Lo publicó el portal La Silla Vacía en Colombia esta semana (noviembre 2010): “Las asociaciones de periodistas del país están en alerta por una investigación que la Alcaldía de Medellín inició contra el periodista Edwin Echeverri quien era comunicador del Sistema Municipal de Prevención de Desastres e hizo un comentario en su página de Facebook. El periodista dijo: "Creen que se justifica gastar 2.000 millones de pesos en 40 minutos de juegos pirotécnicos este lunes 19 de julio, en un acto que no está asociado a ningún acto de conmemoración? Con este dinero se puede construir una estación de bomberos de San Antonio de Prado y sobra dinero para adquirir dos vehículos de emergencia. Hagan ustedes sus cuentas y miren qué otras cosas son más urgentes para la ciudad que esto". Este comentario le ha costado a Echeverri no sólo el traslado de cargo sino que muchos de sus trabajos ya no se publiquen y además una investigación disciplinaria interna por calumnia, uso de información privilegiada y participación en política”.

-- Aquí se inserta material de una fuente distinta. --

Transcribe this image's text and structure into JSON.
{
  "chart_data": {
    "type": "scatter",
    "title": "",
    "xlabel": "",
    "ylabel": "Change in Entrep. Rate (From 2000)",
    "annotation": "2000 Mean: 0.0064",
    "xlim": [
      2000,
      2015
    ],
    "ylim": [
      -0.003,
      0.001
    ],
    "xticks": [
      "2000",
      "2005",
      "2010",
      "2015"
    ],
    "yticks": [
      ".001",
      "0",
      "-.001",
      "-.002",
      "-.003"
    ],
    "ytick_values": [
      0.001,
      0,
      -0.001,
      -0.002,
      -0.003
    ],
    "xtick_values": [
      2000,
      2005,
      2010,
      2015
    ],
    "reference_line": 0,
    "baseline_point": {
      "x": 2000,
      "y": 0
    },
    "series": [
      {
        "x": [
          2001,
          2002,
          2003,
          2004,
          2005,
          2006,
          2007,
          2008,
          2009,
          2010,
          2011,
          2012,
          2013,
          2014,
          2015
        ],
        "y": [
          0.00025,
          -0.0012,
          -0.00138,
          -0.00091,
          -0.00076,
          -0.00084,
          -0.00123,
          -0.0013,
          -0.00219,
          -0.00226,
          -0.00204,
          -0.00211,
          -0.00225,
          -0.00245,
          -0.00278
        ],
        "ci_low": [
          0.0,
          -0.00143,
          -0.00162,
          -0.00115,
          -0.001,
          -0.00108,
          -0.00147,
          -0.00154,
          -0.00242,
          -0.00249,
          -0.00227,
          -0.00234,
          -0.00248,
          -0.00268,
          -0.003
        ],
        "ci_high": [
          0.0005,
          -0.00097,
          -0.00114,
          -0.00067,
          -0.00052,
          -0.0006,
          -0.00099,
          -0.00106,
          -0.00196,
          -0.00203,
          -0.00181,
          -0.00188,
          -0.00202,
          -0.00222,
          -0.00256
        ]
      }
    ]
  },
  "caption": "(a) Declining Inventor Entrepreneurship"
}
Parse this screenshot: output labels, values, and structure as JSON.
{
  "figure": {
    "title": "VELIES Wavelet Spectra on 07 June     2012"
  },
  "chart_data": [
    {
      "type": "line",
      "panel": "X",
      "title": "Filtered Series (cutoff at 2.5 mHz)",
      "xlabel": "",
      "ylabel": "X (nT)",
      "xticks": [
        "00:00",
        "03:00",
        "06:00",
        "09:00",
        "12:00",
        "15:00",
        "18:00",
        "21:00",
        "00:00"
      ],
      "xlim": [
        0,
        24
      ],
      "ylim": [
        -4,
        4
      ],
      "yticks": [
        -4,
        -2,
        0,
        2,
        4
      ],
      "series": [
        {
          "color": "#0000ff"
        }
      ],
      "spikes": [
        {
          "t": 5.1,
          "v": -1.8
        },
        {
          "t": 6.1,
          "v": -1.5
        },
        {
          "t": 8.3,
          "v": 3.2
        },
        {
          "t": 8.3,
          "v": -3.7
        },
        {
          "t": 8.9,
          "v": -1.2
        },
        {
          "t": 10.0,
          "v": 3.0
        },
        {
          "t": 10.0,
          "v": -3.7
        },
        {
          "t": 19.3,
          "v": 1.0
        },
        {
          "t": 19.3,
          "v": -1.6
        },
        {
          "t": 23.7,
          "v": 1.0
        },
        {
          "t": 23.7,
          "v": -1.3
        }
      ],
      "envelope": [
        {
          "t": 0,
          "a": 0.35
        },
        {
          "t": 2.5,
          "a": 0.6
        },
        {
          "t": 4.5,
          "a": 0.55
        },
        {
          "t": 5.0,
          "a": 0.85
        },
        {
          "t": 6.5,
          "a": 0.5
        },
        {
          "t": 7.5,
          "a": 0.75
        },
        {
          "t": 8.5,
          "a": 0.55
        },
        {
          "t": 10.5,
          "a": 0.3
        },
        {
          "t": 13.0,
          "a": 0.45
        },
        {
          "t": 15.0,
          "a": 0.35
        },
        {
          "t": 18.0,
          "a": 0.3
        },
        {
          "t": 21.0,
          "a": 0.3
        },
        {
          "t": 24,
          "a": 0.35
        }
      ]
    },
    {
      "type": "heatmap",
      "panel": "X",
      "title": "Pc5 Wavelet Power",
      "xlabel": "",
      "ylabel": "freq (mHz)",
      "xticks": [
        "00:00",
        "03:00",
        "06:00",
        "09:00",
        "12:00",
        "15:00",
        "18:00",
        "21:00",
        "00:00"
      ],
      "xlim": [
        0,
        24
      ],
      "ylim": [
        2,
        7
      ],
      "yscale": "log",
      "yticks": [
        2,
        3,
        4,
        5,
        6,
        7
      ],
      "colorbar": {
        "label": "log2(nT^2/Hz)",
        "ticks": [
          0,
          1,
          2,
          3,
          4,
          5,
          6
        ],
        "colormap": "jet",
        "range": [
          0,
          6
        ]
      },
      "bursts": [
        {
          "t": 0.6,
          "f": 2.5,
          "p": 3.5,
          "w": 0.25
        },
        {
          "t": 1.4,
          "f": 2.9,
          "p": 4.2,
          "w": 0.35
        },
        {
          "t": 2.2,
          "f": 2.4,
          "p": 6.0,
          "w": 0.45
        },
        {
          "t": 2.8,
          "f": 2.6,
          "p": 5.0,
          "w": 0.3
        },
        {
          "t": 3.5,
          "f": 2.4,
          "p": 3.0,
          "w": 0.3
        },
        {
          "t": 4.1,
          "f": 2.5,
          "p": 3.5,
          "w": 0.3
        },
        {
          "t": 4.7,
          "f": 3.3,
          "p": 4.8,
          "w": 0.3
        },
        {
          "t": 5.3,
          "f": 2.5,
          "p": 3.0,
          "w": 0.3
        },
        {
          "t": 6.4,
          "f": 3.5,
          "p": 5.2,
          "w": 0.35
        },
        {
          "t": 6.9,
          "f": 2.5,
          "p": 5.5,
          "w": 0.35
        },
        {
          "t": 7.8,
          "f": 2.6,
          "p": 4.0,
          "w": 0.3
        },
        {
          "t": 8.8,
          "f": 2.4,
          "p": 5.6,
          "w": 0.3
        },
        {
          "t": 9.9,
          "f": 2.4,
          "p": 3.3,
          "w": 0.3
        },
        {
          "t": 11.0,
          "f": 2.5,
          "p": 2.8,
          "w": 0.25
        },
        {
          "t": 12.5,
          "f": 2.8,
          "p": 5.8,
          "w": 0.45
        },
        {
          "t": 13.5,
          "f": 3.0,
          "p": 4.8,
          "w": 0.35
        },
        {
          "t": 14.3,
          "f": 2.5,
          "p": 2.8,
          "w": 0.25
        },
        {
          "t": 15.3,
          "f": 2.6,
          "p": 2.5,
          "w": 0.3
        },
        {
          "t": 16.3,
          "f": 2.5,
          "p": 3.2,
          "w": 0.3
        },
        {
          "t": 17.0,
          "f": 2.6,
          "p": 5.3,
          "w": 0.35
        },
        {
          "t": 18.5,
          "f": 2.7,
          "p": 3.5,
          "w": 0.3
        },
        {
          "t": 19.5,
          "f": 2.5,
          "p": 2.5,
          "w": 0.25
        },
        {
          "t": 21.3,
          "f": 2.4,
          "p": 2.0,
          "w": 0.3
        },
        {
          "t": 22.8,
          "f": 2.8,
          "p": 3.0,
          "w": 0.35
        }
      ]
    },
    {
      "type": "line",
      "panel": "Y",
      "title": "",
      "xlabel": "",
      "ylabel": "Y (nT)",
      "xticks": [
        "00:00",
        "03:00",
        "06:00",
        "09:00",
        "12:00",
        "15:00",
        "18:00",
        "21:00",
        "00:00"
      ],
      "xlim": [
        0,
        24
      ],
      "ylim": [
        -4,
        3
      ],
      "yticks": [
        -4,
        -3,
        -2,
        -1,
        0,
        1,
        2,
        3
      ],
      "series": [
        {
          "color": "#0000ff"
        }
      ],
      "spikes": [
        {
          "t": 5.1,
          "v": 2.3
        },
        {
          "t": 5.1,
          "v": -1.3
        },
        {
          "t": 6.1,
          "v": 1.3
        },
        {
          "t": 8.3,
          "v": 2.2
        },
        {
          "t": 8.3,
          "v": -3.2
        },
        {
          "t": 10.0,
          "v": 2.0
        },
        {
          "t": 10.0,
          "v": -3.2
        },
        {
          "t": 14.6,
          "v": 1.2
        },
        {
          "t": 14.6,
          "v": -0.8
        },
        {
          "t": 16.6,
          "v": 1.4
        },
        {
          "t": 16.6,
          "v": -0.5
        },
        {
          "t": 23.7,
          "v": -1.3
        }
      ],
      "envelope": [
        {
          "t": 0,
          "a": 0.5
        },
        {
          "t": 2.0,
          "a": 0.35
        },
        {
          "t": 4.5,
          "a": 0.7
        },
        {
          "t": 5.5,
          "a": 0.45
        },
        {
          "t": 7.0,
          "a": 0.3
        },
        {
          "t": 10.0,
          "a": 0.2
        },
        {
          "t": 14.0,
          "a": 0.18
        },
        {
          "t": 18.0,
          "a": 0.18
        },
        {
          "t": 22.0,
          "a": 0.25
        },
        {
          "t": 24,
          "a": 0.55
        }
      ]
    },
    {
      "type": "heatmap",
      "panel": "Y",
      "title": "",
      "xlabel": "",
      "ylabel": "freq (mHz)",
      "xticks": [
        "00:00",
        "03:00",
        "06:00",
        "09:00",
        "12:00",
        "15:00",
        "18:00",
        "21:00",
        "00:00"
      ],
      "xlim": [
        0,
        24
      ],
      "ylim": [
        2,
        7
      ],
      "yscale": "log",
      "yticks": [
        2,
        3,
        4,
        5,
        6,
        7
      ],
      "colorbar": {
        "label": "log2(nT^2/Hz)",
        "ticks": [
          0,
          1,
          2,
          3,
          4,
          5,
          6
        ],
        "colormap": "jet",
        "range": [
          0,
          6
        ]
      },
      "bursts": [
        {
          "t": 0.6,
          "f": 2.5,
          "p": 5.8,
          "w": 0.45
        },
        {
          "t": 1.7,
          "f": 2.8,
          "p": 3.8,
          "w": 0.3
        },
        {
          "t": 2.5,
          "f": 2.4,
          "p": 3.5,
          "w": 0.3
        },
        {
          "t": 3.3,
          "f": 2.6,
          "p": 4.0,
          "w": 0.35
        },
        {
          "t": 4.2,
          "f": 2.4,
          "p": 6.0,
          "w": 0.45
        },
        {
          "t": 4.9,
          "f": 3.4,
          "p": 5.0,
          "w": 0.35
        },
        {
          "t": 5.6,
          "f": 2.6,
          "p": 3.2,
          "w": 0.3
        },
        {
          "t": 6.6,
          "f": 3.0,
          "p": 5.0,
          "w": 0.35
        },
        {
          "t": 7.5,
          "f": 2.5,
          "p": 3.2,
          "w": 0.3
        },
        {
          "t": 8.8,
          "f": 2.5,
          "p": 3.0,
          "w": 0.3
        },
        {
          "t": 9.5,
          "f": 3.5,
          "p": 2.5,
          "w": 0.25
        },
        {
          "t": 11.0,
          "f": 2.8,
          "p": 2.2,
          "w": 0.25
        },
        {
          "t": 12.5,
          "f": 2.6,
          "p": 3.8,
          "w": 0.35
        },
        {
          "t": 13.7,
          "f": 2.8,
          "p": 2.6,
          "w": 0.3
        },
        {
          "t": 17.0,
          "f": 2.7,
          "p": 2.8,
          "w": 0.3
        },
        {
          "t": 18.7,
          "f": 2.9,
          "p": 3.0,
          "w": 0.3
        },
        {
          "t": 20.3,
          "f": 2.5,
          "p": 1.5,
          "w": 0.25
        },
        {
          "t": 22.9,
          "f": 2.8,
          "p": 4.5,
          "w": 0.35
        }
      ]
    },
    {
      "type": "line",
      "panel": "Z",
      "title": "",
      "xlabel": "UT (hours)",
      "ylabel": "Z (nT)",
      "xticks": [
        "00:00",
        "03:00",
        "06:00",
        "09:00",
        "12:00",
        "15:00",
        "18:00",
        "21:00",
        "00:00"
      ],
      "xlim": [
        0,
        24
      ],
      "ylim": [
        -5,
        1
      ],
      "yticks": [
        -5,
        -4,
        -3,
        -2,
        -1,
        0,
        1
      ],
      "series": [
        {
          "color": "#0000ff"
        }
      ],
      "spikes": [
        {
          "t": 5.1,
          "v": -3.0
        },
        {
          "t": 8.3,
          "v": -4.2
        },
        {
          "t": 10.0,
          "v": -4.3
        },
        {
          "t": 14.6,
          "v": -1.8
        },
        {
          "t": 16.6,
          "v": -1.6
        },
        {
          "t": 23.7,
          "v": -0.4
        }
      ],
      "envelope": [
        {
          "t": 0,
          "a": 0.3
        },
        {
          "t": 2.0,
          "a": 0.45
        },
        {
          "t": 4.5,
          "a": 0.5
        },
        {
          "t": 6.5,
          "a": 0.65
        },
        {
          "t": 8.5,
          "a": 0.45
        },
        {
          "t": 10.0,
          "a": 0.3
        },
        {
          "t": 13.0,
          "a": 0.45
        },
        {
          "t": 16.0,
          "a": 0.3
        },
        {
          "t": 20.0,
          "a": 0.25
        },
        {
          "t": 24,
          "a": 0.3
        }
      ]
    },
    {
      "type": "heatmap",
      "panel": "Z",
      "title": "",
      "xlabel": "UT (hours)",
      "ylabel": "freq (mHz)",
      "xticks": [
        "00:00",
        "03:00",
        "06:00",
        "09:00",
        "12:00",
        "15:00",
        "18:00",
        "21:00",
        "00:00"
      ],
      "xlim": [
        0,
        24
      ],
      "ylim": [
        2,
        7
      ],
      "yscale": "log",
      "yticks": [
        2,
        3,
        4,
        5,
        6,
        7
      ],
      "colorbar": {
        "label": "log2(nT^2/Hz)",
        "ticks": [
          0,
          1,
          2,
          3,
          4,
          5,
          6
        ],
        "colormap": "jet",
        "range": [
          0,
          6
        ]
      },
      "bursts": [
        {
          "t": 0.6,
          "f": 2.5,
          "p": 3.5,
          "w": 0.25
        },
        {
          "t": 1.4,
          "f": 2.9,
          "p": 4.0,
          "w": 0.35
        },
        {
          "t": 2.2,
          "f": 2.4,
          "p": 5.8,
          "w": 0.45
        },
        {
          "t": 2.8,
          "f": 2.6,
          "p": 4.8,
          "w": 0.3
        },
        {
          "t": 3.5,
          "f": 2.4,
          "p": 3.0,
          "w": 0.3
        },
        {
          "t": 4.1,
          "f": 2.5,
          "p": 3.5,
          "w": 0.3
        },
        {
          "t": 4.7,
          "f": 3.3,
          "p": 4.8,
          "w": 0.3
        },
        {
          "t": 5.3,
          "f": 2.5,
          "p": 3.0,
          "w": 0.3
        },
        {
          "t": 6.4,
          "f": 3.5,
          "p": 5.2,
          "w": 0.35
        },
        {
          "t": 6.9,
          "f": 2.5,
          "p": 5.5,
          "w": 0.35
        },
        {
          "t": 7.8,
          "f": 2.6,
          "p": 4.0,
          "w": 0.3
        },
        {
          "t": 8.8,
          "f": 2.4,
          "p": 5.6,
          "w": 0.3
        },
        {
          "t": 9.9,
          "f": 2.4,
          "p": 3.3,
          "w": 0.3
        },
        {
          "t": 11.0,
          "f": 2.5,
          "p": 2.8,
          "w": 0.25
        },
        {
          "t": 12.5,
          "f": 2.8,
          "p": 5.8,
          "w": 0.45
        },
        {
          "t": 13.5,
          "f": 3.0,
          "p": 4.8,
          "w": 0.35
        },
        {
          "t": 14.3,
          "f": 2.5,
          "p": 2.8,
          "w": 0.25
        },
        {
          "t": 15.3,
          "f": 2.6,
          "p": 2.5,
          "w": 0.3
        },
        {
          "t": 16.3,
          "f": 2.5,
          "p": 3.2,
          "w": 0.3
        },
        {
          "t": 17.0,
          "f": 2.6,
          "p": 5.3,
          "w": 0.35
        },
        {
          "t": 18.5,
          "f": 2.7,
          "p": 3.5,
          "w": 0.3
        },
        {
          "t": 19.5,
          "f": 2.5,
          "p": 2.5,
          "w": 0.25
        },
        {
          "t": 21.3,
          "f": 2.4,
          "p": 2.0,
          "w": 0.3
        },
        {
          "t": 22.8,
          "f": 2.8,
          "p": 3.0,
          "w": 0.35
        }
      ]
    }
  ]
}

No es la primera vez, ni será la última, que las organizaciones públicas o privadas toman decisiones frente a empleados que utilizan las redes sociales para expresar opiniones que no siempre están alineadas con el pensamiento de sus directivos. Lo sucedido debe llevar a la reflexión inevitable: tratándose de herramientas que NO son corporativas, en tanto el Facebook o el Twitter no son plataformas desarrolladas por las organizaciones, ¿Por qué censurar su uso? ¿Es este un acto de censura? ¿Están preparadas las organizaciones para que el creciente uso de las redes sociales impacte también en una mayor posibilidad de divulgar opiniones adversas a la empresa? Por ahora la respuesta parece ser que no. Y ello me lleva a referirme a un estudio recientemente publicado por MANPOWER (Redes sociales y empresa: Cómo aprovechar el poder de los social media), en el que en primera instancia se hace referencia a las principales preocupaciones que tienen las empresas sobre las redes sociales y que aquí recogemos:
- “Pérdida de productividad: Si bien un estudio reciente calcula que la participación en redes sociales cuesta a las empresas del Reino Unido unos 1.380 millones de libras cada año en pérdida de productividad, no queda clara la gravedad o la extensión real del problema. Un estudio de Manpower Professional realizado a casi 34.400 empresas de todo el mundo descubrió que sólo el 20% de las empresas encuestadas cuenta con una política formal sobre el uso de redes sociales, y de ellas, el 63% afirma que su política es eficaz para evitar la pérdida de productividad. Igual que con la navegación por Internet, lo que una empresa puede hacer para restringir por la fuerza el uso de Facebook o Xing, es poco. Aunque se corte el acceso por completo, los empleados pueden seguir usando sus iPhones y BlackBerries para conectarse a esas redes…”
- “Reputación. En 2008, Virgin Atlantic despidió a 13 auxiliares de vuelo que habían colgado abiertamente sus opiniones sobre la empresa en una página de Facebook. Ese tipo de incidentes son cada vez más habituales. Sin embargo, el estudio de Manpower Professional muestra que solo el 4% de los empresarios mundiales afirma que su reputación ha quedado dañada en algún momento por el hecho de que sus empleados usaran redes sociales. A pesar de algún incidente ocasional destacado, los posibles daños a la reputación de una empresa pueden ser más leves de lo que muchos creen”.
- “Seguridad. Uno de los peligros constantes que entraña el uso de redes sociales tiene que ver con el riesgo de intromisiones externas en las redes informáticas de la empresa. Este tipo de ataques puede significar la pérdida de datos confidenciales, así como trastornos en el servicio informático. Pero no se sabe con claridad con qué frecuencia el uso de las redes sociales ha permitido esos ataques y cuál es el daño real que han provocado”.
- Al parecer, en el caso mencionado aquí, que es el comentario de un periodista de una entidad oficial sobre un proyecto de la misma entidad, el impacto más grave no ha sido el cuestionamiento mismo del hoy ex funcionario, que no pasa de ser una opinión más. El caso ha tenido visibilidad no por la opinión, sino por la reacción de la entidad al incidente (la investigación interna contra el empleado).